Will the lights in my passenger cars be ok when I change to DCC or will they have to be changed?? Will the lights stay on if the cars are parked on a siding?


----------



## Bwells (Mar 30, 2014)

Good question! I'll just tag along for the answer.


----------



## DonR (Oct 18, 2012)

Your DCC track will be running 14 to 18 volts modified AC
at all times.

Make sure the bulbs in the cars can handle that voltage, if
so, they'll by happy. If not, try to find bulbs of that
voltage, else you may want to put a resistor in the car's
light circuit. The value of that depends on bulbs volt rating
and it's amp draw.

I replaced the incandescent bulbs in my cars with strip LEDs
working through a bridge rectifier and with a no blink
capacitor. 

The lights will be on at all times the controller is on regardless
of what the locos are doing. That's one of the advantages
of DCC. 

Don


----------



## Cycleops (Dec 6, 2014)

starman151 said:


> Will the lights stay on if the cars are parked on a siding?

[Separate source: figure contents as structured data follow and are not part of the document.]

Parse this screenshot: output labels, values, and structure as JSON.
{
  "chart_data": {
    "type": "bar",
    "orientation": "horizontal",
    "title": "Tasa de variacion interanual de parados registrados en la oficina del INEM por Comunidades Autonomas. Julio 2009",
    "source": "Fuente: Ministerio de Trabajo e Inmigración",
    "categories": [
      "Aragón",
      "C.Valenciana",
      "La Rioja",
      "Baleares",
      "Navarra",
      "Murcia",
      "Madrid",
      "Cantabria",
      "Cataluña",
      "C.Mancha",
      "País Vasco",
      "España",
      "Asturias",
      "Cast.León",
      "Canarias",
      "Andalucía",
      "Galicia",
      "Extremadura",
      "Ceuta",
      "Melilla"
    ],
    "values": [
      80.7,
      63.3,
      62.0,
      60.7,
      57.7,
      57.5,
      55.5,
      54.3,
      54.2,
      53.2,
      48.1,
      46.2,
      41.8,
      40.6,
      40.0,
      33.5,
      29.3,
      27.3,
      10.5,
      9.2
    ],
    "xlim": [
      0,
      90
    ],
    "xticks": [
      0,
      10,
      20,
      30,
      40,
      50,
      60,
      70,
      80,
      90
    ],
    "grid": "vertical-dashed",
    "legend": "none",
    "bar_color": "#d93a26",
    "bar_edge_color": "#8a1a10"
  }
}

Only if you are using live frog points. If you want to them off install a switch to the track or use insulated frogs and set them to the main track to isolate the siding.


----------



## DonR (Oct 18, 2012)

Cycleops said:


> Only if you are using live frog points. If you want to them off install a switch to the track or use insulated frogs and set them to the main track to isolate the siding.

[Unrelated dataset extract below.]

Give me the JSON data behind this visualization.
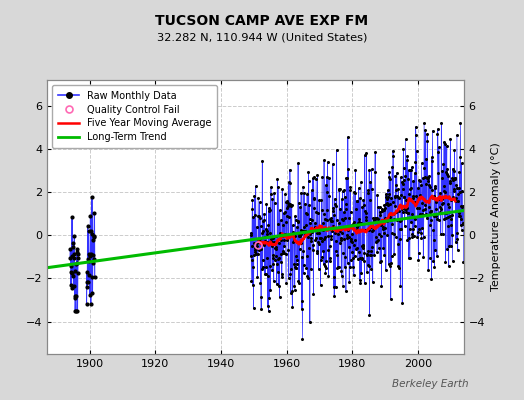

Quite true, but actually I was merely doing the usual 
DCC promo theme that the lights don't dim when you
slow or go out when you stop.

You could use power routing turnouts and let your
cabeese track go dark until you pull one out...or
put an on/off switch in the caboose track power.

Don


----------



## Cycleops (Dec 6, 2014)

Thanks Don. You almost had me thinking Cabesse was the plural of Caboose!


----------



## DonR (Oct 18, 2012)

You mean it's not?

Don


----------